On Wed, Feb 11, 2009 at 9:06 AM, Brian Rosner <[email protected]> wrote:
>
> Hey all,
>
> I recently came across the issue described in #5903 [1] earlier. There
> are two distinct patches that fix the problem, but at different
> levels. My inclination is to fix this issue at the model field level
> and properly override get_default. My feeling is that allowing Decimal
> objects to pass through force_unicode (when strings_only=True) might
> cause ill-effects in other parts of Django, but I am not entirely sure
> (running the test suite with the fix in force_unicode didn't cause any
> failed test, but that doesn't make it right to me :).
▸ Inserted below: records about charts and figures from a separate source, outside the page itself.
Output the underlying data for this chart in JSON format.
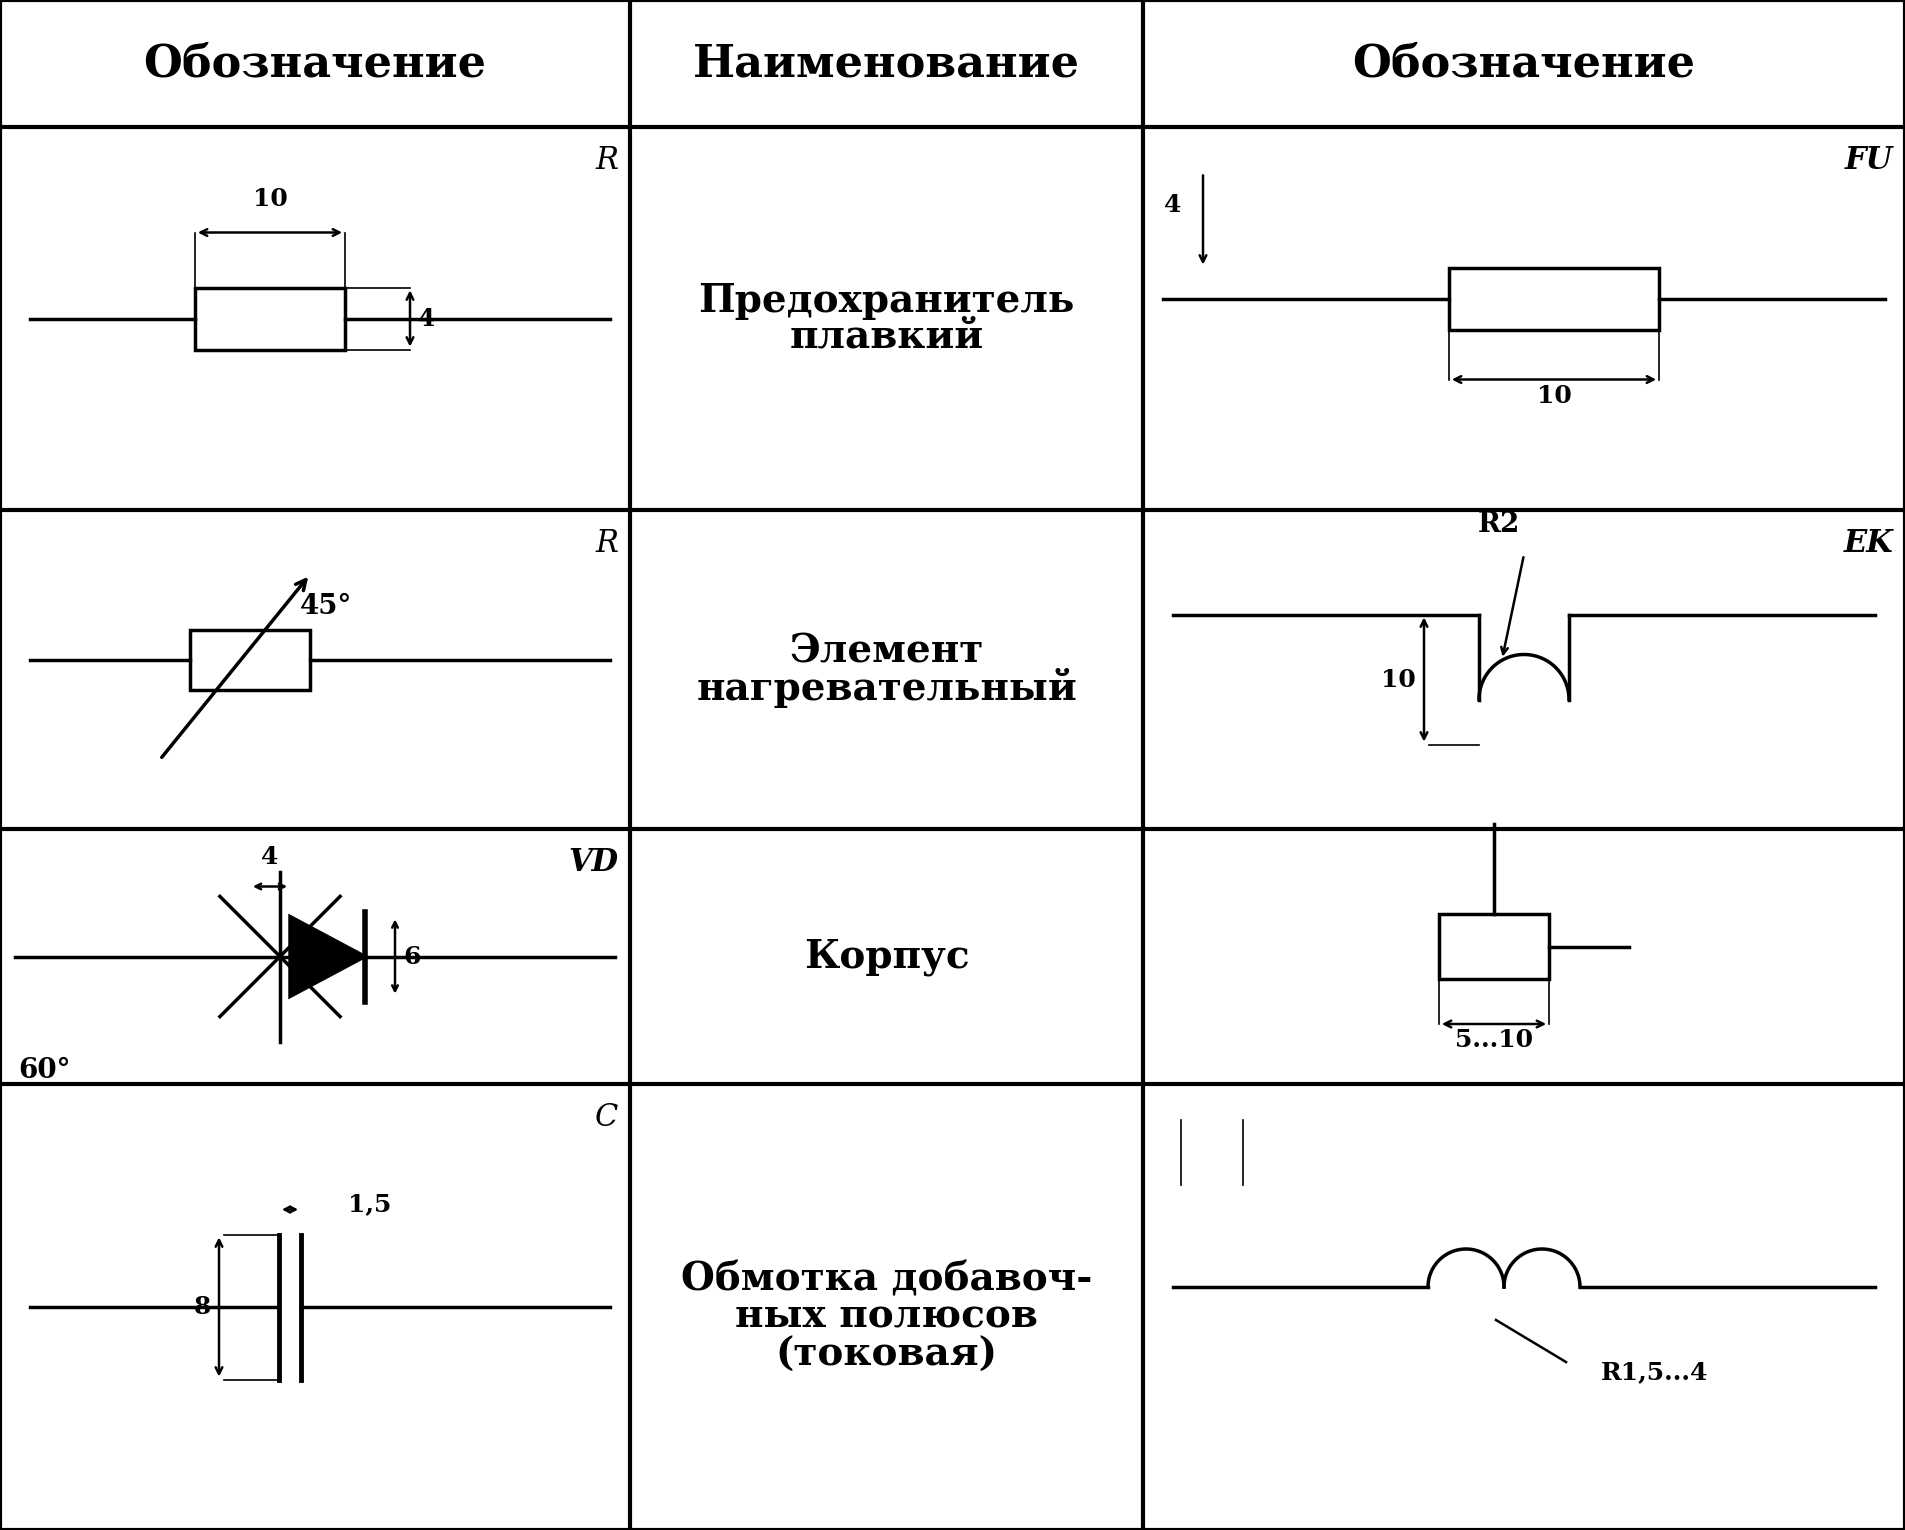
{
  "bg_color": "#ffffff",
  "line_color": "#000000",
  "header_row": [
    "Обозначение",
    "Наименование",
    "Обозначение"
  ],
  "row1_name": [
    "Предохранитель",
    "плавкий"
  ],
  "row2_name": [
    "Элемент",
    "нагревательный"
  ],
  "row3_name": [
    "Корпус"
  ],
  "row4_name": [
    "Обмотка добавоч-",
    "ных полюсов",
    "(токовая)"
  ],
  "lw_border": 3,
  "lw_sym": 2.5,
  "lw_dim": 1.8,
  "lw_dim_line": 1.2,
  "fs_header": 32,
  "fs_name": 28,
  "fs_label": 22,
  "fs_dim": 18
}
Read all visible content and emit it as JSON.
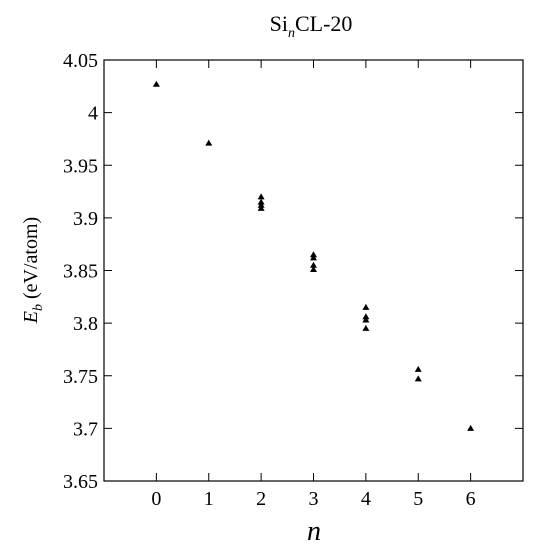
{
  "chart_data": {
    "type": "scatter",
    "title": {
      "prefix": "Si",
      "subscript": "n",
      "suffix": "CL-20"
    },
    "xlabel": "n",
    "ylabel": {
      "symbol": "E",
      "subscript": "b",
      "unit": " (eV/atom)"
    },
    "xlim": [
      -1,
      7
    ],
    "ylim": [
      3.65,
      4.05
    ],
    "xticks": [
      0,
      1,
      2,
      3,
      4,
      5,
      6
    ],
    "xtick_labels": [
      "0",
      "1",
      "2",
      "3",
      "4",
      "5",
      "6"
    ],
    "yticks": [
      3.65,
      3.7,
      3.75,
      3.8,
      3.85,
      3.9,
      3.95,
      4.0,
      4.05
    ],
    "ytick_labels": [
      "3.65",
      "3.7",
      "3.75",
      "3.8",
      "3.85",
      "3.9",
      "3.95",
      "4",
      "4.05"
    ],
    "grid": false,
    "marker": "filled-triangle",
    "marker_color": "#000000",
    "points": [
      {
        "x": 0,
        "y": 4.027
      },
      {
        "x": 1,
        "y": 3.971
      },
      {
        "x": 2,
        "y": 3.92
      },
      {
        "x": 2,
        "y": 3.915
      },
      {
        "x": 2,
        "y": 3.912
      },
      {
        "x": 2,
        "y": 3.909
      },
      {
        "x": 3,
        "y": 3.865
      },
      {
        "x": 3,
        "y": 3.862
      },
      {
        "x": 3,
        "y": 3.855
      },
      {
        "x": 3,
        "y": 3.851
      },
      {
        "x": 4,
        "y": 3.815
      },
      {
        "x": 4,
        "y": 3.806
      },
      {
        "x": 4,
        "y": 3.803
      },
      {
        "x": 4,
        "y": 3.795
      },
      {
        "x": 5,
        "y": 3.756
      },
      {
        "x": 5,
        "y": 3.747
      },
      {
        "x": 6,
        "y": 3.7
      }
    ]
  }
}
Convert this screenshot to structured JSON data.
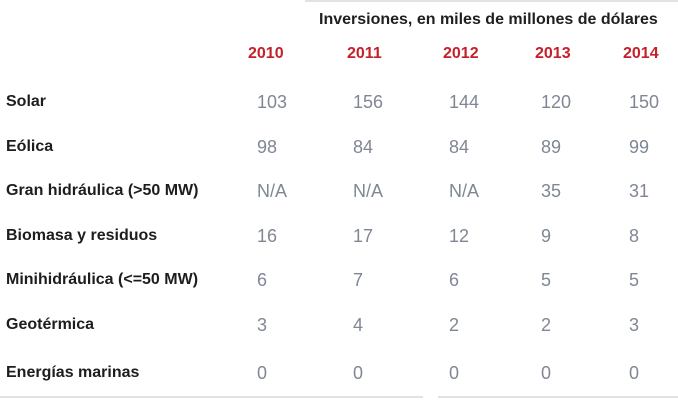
{
  "chart_data": {
    "type": "table",
    "title": "Inversiones, en miles de millones de dólares",
    "categories": [
      "2010",
      "2011",
      "2012",
      "2013",
      "2014"
    ],
    "rows": [
      {
        "label": "Solar",
        "values": [
          "103",
          "156",
          "144",
          "120",
          "150"
        ]
      },
      {
        "label": "Eólica",
        "values": [
          "98",
          "84",
          "84",
          "89",
          "99"
        ]
      },
      {
        "label": "Gran hidráulica (>50 MW)",
        "values": [
          "N/A",
          "N/A",
          "N/A",
          "35",
          "31"
        ]
      },
      {
        "label": "Biomasa y residuos",
        "values": [
          "16",
          "17",
          "12",
          "9",
          "8"
        ]
      },
      {
        "label": "Minihidráulica (<=50 MW)",
        "values": [
          "6",
          "7",
          "6",
          "5",
          "5"
        ]
      },
      {
        "label": "Geotérmica",
        "values": [
          "3",
          "4",
          "2",
          "2",
          "3"
        ]
      },
      {
        "label": "Energías marinas",
        "values": [
          "0",
          "0",
          "0",
          "0",
          "0"
        ]
      }
    ],
    "colors": {
      "year": "#c51f2a",
      "label": "#1d1d1d",
      "value": "#7f8794",
      "rule": "#e2e2e2"
    }
  }
}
I don't see much
> reason to do so. Perhaps someone can shed some light on this?

Our usage of Decimals has historically been undertested, so the fact
that you get no test failures doesn't necessarily mean that changing
force_unicode won't cause problems :-)

However, in this case, I'm reasonably convinced it is the right thing
to do. The list of 'ignored' types for force_unicode is essentially
the list of data types that we use for native data representations. I
can't think of any reason that Decimals shouldn't be on that list.

If you're looking for a little more background on exactly what
force_unicode "should" do, here's a discussion from way back, when we
expanded the non-string types to include dates, times, etc:

http://groups.google.com/group/django-developers/browse_thread/thread/c74e881a5f0dc8a6

My reading of that (then, as now), is that
force_unicode(strings_only=True) exists to catch string proxy objects,
not non-string objects; adding Decimal to the list of non-string
objects should be fine.

However, before you check anything in, I would suggest making sure
that we have got good test coverage for this change. In particular, I
would check that we have good Decimal tests for the following:

 * Populating initial values on forms. One of the few places that
might be relying on get_default() returning a string is in an initial
value for a form

 * Serialization, especially of an object with a decimal default value.